Seventy five motorneurons of eight classes innervate the body musculature that propels Caenorhabditis elegans with dorsoventral undulations. These motorneurons are interconnected by synapses and gap junctions to create a motorneuronal network. The nervous system of C. elegans has been reconstructed from electron micrographs and provides a connectivity data set that is unavailable for any other animal model. However, the dataset is incomplete. The ventral and dorsal nerve cords of a single nematode were reconstructed halfway along the body and the posterior data is missing, leaving 21 of 75 motorneurons of the locomotor network with partial or no connectivity data. Using a new framework for network analysis, the peri-motor space, we identified rules of connectivity that allowed us to approximate the missing data by extrapolation.
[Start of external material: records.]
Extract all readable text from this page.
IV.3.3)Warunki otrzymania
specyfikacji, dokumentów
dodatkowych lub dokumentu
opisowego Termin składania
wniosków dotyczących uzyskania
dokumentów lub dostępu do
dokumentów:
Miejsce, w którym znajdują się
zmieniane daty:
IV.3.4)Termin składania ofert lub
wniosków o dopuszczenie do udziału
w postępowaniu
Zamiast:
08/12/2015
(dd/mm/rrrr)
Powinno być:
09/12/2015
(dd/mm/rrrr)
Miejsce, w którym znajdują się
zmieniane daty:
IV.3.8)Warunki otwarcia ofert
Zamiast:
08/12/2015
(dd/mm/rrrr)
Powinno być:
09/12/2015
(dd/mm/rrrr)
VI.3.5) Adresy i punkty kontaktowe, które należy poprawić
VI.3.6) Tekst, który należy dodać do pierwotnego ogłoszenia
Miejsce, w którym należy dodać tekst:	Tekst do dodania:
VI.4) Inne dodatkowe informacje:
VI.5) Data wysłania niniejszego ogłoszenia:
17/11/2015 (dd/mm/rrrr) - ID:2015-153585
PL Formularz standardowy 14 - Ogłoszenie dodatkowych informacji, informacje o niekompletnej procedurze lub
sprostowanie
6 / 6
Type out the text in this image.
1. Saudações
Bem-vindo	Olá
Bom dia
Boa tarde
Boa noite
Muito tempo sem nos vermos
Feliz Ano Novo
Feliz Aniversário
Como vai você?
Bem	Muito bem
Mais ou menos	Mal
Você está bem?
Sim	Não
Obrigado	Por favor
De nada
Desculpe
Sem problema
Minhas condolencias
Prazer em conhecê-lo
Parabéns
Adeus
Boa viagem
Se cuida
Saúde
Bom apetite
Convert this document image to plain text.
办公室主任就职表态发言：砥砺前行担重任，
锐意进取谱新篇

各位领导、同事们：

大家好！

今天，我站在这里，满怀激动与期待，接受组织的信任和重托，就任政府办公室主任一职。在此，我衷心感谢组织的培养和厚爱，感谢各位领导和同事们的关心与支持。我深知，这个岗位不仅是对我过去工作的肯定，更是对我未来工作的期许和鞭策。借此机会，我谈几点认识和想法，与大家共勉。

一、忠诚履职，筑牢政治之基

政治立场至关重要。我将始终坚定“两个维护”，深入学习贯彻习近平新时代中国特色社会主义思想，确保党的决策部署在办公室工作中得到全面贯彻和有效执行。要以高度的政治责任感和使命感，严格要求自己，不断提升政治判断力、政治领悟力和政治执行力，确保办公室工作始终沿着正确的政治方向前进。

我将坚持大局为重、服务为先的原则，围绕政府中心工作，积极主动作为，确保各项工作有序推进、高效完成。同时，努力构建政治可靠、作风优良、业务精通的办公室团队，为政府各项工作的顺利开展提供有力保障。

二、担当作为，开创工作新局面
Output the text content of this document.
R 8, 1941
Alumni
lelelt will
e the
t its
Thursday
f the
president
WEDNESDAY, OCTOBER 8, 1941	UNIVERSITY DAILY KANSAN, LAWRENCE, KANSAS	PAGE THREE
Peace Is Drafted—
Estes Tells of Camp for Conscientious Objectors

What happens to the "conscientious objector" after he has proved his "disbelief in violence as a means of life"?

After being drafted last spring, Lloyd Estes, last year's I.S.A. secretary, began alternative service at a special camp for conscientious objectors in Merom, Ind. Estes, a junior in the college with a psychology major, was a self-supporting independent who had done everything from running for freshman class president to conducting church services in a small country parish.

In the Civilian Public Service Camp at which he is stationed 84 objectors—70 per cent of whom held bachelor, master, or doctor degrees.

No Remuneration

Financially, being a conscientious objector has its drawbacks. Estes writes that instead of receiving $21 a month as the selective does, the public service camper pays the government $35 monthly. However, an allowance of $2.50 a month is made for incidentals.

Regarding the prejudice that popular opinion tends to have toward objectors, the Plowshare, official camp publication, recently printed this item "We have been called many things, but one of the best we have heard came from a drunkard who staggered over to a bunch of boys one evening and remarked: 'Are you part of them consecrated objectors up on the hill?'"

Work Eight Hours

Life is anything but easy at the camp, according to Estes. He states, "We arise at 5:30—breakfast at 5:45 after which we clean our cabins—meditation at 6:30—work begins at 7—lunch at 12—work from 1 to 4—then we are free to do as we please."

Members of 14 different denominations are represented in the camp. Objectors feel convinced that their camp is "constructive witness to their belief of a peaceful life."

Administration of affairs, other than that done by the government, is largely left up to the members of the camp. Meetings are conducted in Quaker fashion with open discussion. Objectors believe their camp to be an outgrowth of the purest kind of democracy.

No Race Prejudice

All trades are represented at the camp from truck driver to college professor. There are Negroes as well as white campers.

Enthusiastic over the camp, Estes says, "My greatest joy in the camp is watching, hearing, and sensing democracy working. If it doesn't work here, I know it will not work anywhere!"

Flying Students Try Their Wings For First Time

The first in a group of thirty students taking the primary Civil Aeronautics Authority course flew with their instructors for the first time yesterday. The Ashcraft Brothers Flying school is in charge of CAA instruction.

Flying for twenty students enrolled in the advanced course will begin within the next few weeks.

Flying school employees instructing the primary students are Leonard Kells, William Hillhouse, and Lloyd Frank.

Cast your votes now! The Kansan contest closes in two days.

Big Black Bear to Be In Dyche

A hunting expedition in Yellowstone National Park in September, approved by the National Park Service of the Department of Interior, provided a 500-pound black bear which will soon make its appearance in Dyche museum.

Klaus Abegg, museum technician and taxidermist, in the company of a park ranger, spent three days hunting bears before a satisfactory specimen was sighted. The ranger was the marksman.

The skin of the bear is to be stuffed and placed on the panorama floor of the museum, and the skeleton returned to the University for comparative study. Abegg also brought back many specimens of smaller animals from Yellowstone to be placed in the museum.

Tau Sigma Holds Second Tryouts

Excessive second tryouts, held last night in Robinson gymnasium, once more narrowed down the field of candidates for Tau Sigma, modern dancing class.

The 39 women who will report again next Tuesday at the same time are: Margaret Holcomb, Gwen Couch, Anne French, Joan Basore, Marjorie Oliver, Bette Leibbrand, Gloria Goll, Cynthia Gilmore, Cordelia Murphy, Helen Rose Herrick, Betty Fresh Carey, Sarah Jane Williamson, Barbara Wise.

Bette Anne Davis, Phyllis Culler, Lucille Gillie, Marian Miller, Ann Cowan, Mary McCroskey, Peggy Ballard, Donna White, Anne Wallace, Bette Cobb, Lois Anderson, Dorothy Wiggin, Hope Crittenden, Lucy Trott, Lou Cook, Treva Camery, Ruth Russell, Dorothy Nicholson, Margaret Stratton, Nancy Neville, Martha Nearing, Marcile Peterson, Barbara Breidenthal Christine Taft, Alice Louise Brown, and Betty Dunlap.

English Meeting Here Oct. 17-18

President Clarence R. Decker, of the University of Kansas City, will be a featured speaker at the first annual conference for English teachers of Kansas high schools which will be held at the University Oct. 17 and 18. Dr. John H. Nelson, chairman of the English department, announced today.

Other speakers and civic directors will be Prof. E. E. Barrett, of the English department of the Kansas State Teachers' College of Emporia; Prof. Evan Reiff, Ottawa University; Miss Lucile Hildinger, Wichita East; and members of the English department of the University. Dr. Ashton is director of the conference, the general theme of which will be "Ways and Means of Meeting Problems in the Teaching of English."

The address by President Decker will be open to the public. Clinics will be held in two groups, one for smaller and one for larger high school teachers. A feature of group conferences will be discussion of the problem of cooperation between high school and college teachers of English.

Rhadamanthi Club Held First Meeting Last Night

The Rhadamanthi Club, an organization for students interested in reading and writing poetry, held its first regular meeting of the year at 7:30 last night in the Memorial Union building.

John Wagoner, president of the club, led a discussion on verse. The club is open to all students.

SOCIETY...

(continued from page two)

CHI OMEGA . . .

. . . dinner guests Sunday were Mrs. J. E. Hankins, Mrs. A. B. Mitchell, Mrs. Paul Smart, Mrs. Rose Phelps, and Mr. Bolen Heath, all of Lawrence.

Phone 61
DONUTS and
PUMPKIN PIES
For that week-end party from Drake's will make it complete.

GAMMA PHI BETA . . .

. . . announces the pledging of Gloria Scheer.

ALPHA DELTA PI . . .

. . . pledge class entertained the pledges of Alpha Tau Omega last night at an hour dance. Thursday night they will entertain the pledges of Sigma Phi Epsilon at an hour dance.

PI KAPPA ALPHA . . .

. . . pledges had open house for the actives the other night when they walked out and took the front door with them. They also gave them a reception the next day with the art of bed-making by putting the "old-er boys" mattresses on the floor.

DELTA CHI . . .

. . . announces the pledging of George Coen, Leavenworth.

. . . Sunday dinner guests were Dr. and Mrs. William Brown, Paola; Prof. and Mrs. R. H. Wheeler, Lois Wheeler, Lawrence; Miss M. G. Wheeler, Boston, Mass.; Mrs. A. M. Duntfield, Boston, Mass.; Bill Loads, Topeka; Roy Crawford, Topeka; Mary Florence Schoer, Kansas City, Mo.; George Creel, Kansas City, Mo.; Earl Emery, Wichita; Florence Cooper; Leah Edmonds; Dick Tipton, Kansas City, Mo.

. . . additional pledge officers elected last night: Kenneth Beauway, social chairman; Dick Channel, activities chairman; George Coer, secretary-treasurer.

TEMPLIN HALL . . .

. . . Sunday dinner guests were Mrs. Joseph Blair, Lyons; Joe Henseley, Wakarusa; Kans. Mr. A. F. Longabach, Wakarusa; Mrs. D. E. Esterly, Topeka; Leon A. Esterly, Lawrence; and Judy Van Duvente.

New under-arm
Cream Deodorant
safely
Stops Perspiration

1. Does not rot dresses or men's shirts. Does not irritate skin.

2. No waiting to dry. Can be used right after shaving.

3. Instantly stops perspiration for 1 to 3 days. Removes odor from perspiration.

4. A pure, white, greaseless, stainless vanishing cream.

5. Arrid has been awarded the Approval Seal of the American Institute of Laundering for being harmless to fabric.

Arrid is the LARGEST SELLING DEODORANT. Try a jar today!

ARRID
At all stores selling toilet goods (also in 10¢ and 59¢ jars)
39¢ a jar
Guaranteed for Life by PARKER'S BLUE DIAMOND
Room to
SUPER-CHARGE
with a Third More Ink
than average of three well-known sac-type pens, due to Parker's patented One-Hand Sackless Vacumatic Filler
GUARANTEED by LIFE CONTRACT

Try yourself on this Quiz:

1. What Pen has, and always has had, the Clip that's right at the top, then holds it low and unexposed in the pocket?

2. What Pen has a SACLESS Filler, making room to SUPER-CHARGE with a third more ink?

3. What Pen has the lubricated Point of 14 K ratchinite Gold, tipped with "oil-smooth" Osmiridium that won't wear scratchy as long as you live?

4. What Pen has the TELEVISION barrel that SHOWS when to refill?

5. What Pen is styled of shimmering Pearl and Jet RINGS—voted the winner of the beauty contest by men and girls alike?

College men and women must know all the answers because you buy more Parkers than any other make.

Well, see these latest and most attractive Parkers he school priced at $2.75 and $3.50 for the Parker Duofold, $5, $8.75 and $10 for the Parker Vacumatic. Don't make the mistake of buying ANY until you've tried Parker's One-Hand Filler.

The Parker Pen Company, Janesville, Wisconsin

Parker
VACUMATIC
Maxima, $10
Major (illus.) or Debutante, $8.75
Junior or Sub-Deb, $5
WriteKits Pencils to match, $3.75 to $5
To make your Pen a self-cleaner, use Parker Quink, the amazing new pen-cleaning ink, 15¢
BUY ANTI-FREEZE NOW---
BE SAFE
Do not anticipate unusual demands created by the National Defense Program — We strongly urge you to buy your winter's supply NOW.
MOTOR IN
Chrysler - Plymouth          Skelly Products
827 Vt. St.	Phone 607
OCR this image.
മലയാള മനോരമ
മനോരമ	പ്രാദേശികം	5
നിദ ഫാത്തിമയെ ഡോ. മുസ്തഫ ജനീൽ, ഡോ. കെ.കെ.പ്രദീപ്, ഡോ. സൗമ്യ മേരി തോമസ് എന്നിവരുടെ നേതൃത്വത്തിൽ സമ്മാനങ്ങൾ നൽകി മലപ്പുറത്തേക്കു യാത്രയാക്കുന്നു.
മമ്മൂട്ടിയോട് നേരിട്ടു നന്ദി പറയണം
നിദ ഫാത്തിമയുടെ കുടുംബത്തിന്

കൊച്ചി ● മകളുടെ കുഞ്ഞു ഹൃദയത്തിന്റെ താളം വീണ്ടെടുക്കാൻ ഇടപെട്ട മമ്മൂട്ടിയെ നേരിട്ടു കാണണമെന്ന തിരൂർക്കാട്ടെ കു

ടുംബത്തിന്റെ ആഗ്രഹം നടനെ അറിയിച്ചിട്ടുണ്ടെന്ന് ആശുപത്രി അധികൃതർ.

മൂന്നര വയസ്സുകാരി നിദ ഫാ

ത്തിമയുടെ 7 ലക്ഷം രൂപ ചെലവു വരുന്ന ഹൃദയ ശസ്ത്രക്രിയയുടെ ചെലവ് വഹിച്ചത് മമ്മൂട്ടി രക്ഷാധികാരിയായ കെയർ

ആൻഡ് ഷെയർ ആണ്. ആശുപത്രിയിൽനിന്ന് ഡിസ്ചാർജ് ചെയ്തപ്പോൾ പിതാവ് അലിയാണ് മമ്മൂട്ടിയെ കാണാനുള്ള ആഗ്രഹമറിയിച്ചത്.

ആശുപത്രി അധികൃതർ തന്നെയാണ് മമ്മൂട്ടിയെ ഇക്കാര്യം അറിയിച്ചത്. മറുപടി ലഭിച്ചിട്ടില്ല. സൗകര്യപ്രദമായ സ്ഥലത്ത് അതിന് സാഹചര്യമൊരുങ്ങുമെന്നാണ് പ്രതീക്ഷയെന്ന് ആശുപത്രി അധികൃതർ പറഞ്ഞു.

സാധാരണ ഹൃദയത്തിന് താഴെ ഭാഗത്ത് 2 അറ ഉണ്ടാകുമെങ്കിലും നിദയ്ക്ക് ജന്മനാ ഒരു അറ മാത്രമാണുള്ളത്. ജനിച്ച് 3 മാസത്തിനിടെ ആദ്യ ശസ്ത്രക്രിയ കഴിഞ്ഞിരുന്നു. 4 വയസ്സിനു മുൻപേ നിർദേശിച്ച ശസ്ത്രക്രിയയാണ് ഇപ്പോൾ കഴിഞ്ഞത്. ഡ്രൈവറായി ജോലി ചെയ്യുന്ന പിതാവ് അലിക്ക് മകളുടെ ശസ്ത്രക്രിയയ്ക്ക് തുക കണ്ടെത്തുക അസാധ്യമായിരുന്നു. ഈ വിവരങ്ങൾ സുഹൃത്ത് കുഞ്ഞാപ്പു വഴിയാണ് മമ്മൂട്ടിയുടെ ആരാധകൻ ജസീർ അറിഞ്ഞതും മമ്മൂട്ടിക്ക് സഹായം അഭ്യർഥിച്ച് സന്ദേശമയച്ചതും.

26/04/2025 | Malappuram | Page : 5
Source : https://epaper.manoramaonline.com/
We mapped the motorneurons in peri-motor space instead of the formerly used mapping coordinates that were either arbitrary or derived from connectivity. In the new peri-motor frame of reference, each motorneuron is located according to the muscle cells it innervates. In this framework, a pattern of iterative connections emerges which includes most (0.90) of the connections. We identified a repeating unit consisting of 12 motorneurons and 12 muscle cells. The cell bodies of the motorneurons of such a unit are not necessarily anatomical neighbors and there is no obvious anatomical segmentation. A connectivity model, composed of six repeating units, is a description of the network that is both simplified (omitting non-iterative connections and modular) and more complete (includes the posterior part) than the original data set. The peri-motor framework of observed connectivity and the segmented connectivity model give insights and advance the study of the neuronal infrastructure underlying locomotion in C. elegans. We are using the model of the motorneuronal network to give context to the recorded activity of motorneurons during locomotion. We expressed a calcium sensor in subsets of motorneurons to record their activity and correlate it with the locomotor behavior. We found that some classes of motorneurons are dedicated to either forward or backward locomotion, forming two overlapping motorneuronal networks. A neuronal network comprised of direction-specific classes of motorneurons, might be an ancestral form of locomotor control to which dedicated and multifunctional interneurons were subsequently added.